Ist der perfekte Ort für das neue Nest gefunden, beginnt die Hummel-Königin sofort mit dem Bau des neuen Nests und der ersten Brutzelle. Rund um das Nest bauen die Hummeln anschließend eine Kuppel aus Wachs. Dies hilft dabei, die eigens erzeugte Wärme zu speichern. Auf Nahrungssuche tanken die Hummeln in ihrer Sammelblase so viel Nektar wie möglich – vollgetankt bringen sie nun fast das doppelte Gewicht auf die Waage. Zusätzlich benötigen sie eiweißhaltige Nahrung für ihren Nachwuchs. Für diesen sammeln sie durch Vibration Blütenstaub an den Bauchhaaren. Im Flug transportieren sie den Blütenstaub mit den Beinen zu den Pollenhöschen an den Hinterbeinen.

In der Hummel-Hierarchie gibt es Sammlerinnen, Hofdamen und Stockhummeln. Die Sammlerinnen schwärmen aus und suchen nach Nektar und Pollen. Die Hofdamen unterstützen die Königin – nähren und pflegen sie. Die Stockhummeln übernehmen ähnliche Aufgaben wie die Ammenbienen: sie bleiben im Nest, putzen die Waben und pflegen die Larven.

In der ersten Woche ihres Lebens verbringen die Hummellarven viel Zeit miteinander, denn sie leben in Gemeinschaftszellen. Anschließend ziehen sie in „Einzelzimmer“ um. Nach einer weiteren Woche verpuppen sie sich und die Metamorphose beginnt. Weitere sieben Tage später fangen sie an, zu schlüpfen. Zwei Tage später ist die Hummel flugfähig und beginnt nach einem Orientierungsflug vor dem Nesteingang ihre erste Sammeltour.

Im Sommer werden die Hofdamen, die sich anfangs so aufopferungsvoll um die Hummelkönigin gekümmert haben, rebellisch und hindern die Altkönigin daran Eier zu legen. Sie beginnen, die Königin zu piksen und zu beißen und vertreiben sie so aus dem Stock. Nun fangen die Hofdamen selbst an Eier zu legen, aus denen später Männchen, die sogenannten Drohnen, schlüpfen. Gleichzeitig schlüpfen aus den von der Altkönigin gelegten Eiern die Jungköniginnen. Auf dem nun anstehenden „Hummelflug“ werden die Jungköniginnen von den Drohnen begattet. Die Männchen und auch die Arbeiterinnen sterben bald darauf und die Jungköniginnen suchen sich ein geeignetes Plätzchen zur Überwinterung. Sie überwintern im Boden knapp unter der Erdoberfläche und bevorzugen Flächen und Laub- oder Moosschichten.
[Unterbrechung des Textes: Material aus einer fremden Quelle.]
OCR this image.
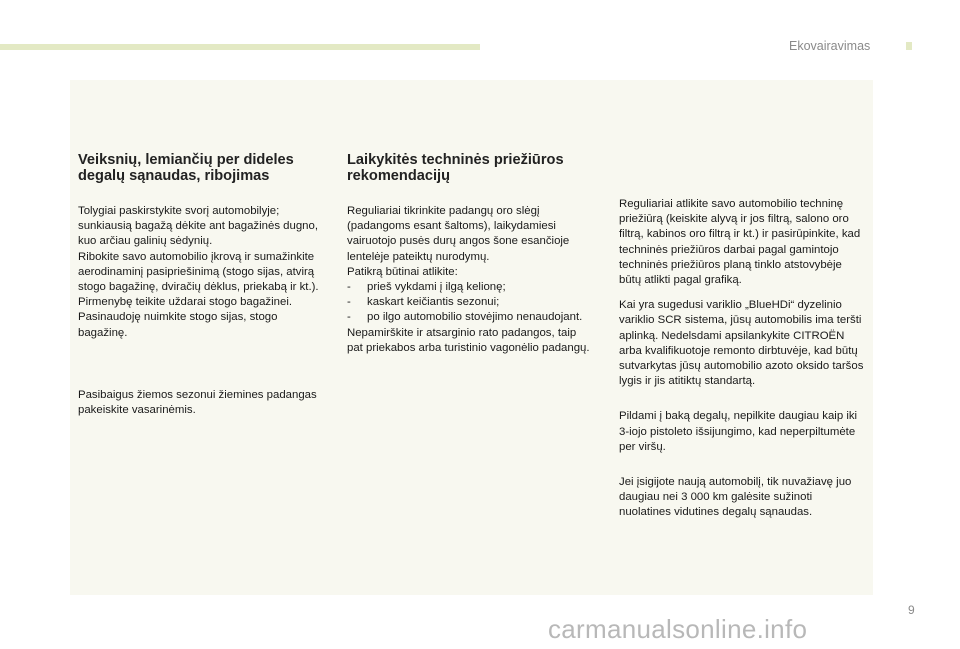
Ekovairavimas
Veiksnių, lemiančių per dideles degalų sąnaudas, ribojimas

Tolygiai paskirstykite svorį automobilyje; sunkiausią bagažą dėkite ant bagažinės dugno, kuo arčiau galinių sėdynių.

Ribokite savo automobilio įkrovą ir sumažinkite aerodinaminį pasipriešinimą (stogo sijas, atvirą stogo bagažinę, dviračių dėklus, priekabą ir kt.). Pirmenybę teikite uždarai stogo bagažinei.

Pasinaudoję nuimkite stogo sijas, stogo bagažinę.

Pasibaigus žiemos sezonui žiemines padangas pakeiskite vasarinėmis.

Laikykitės techninės priežiūros rekomendacijų

Reguliariai tikrinkite padangų oro slėgį (padangoms esant šaltoms), laikydamiesi vairuotojo pusės durų angos šone esančioje lentelėje pateiktų nurodymų.

Patikrą būtinai atlikite:

-	prieš vykdami į ilgą kelionę;
-	kaskart keičiantis sezonui;
-	po ilgo automobilio stovėjimo nenaudojant.

Nepamirškite ir atsarginio rato padangos, taip pat priekabos arba turistinio vagonėlio padangų.

Reguliariai atlikite savo automobilio techninę priežiūrą (keiskite alyvą ir jos filtrą, salono oro filtrą, kabinos oro filtrą ir kt.) ir pasirūpinkite, kad techninės priežiūros darbai pagal gamintojo techninės priežiūros planą tinklo atstovybėje būtų atlikti pagal grafiką.

Kai yra sugedusi variklio „BlueHDi“ dyzelinio variklio SCR sistema, jūsų automobilis ima teršti aplinką. Nedelsdami apsilankykite CITROËN arba kvalifikuotoje remonto dirbtuvėje, kad būtų sutvarkytas jūsų automobilio azoto oksido taršos lygis ir jis atitiktų standartą.

Pildami į baką degalų, nepilkite daugiau kaip iki 3-iojo pistoleto išsijungimo, kad neperpiltumėte per viršų.

Jei įsigijote naują automobilį, tik nuvažiavę juo daugiau nei 3 000 km galėsite sužinoti nuolatines vidutines degalų sąnaudas.

9
carmanualsonline.info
Hier fallen sie bis zum nächsten Frühjahr in einen tiefen Winterschlaf und gründen nach dem Erwachen ein neues Hummelvolk – neun von zehn Hummel-Königinnen überleben den Winter aufgrund der Temperaturen oder eines unsicheren Überwinterungsplatzes leider nicht. Der Mensch kann der Hummel aushelfen und ihr einen Nistkasten anbieten. Solche Unterkünfte sind im Handumdrehen selbst gebastelt oder werden auch im Fachhandel angeboten.
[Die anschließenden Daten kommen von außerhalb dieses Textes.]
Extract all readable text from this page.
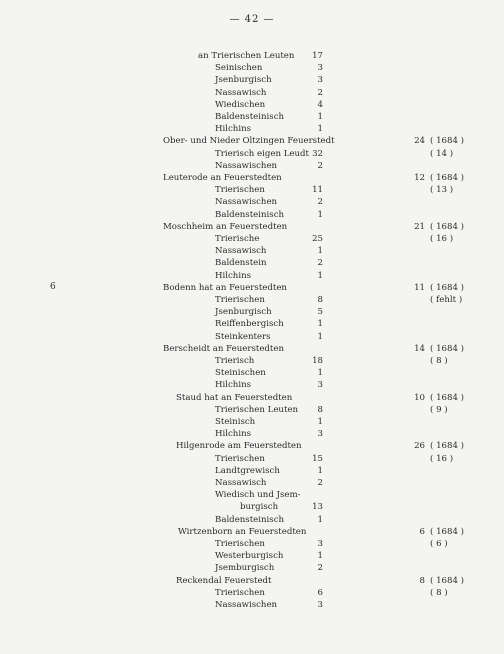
— 42 —
6
an Trierischen Leuten	17
Seinischen	3
Jsenburgisch	3
Nassawisch	2
Wiedischen	4
Baldensteinisch	1
Hilchins	1
Ober- und Nieder Oltzingen Feuerstedt	24 ( 1684 )
Trierisch eigen Leudt 32	( 14 )
Nassawischen	2
Leuterode an Feuerstedten	12 ( 1684 )
Trierischen	11	( 13 )
Nassawischen	2
Baldensteinisch	1
Moschheim an Feuerstedten	21 ( 1684 )
Trierische	25	( 16 )
Nassawisch	1
Baldenstein	2
Hilchins	1
Bodenn hat an Feuerstedten	11 ( 1684 )
Trierischen	8	( fehlt )
Jsenburgisch	5
Reiffenbergisch	1
Steinkenters	1
Berscheidt an Feuerstedten	14 ( 1684 )
Trierisch	18	( 8 )
Steinischen	1
Hilchins	3
Staud hat an Feuerstedten	10 ( 1684 )
Trierischen Leuten	8	( 9 )
Steinisch	1
Hilchins	3
Hilgenrode am Feuerstedten	26 ( 1684 )
Trierischen	15	( 16 )
Landtgrewisch	1
Nassawisch	2
Wiedisch und Jsem-
burgisch	13
Baldensteinisch	1
Wirtzenborn an Feuerstedten	6 ( 1684 )
Trierischen	3	( 6 )
Westerburgisch	1
Jsemburgisch	2
Reckendal Feuerstedt	8 ( 1684 )
Trierischen	6	( 8 )
Nassawischen	3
Für eine ganz einfache Variante werden folgende Dinge benötigt:

• 1 Blumentopf mit einem 1,5 – 2 cm großen Loch in der Mitte
• 1 Steinplatte als Bodenplatte
• Moos, Holzspäne oder trockenes Gras zum Befüllen
• Größere flache Steine oder Dachziegel

Und so einfach geht’s:

Ein Loch in die Erde graben, dessen Fläche der Steinplatte und Höhe dem Blumentopf entsprechen – darauf achten, dass das Wasser an der Stelle gut abfließen kann. Nun die Steinplatte in das Loch legen und den bis zur Hälfte mit unterschiedlichem Füllmaterial bestückten Topf umgedreht auf die Platte stellen. Diesen dann bis zum Rand eingraben und ein Dach aus den flachen Steinen oder Dachziegeln bauen, sodass die Hummeln noch einfliegen können, aber kein Wasser von oben eindringt.

Übrigens: Hummeln sind weitaus fleißiger als ihre Artverwandten, die Bienen. In gleicher Zeit sammeln sie die 12-fache Menge Nektar und bestäuben somit auch ein Vielfaches mehr an Blüten.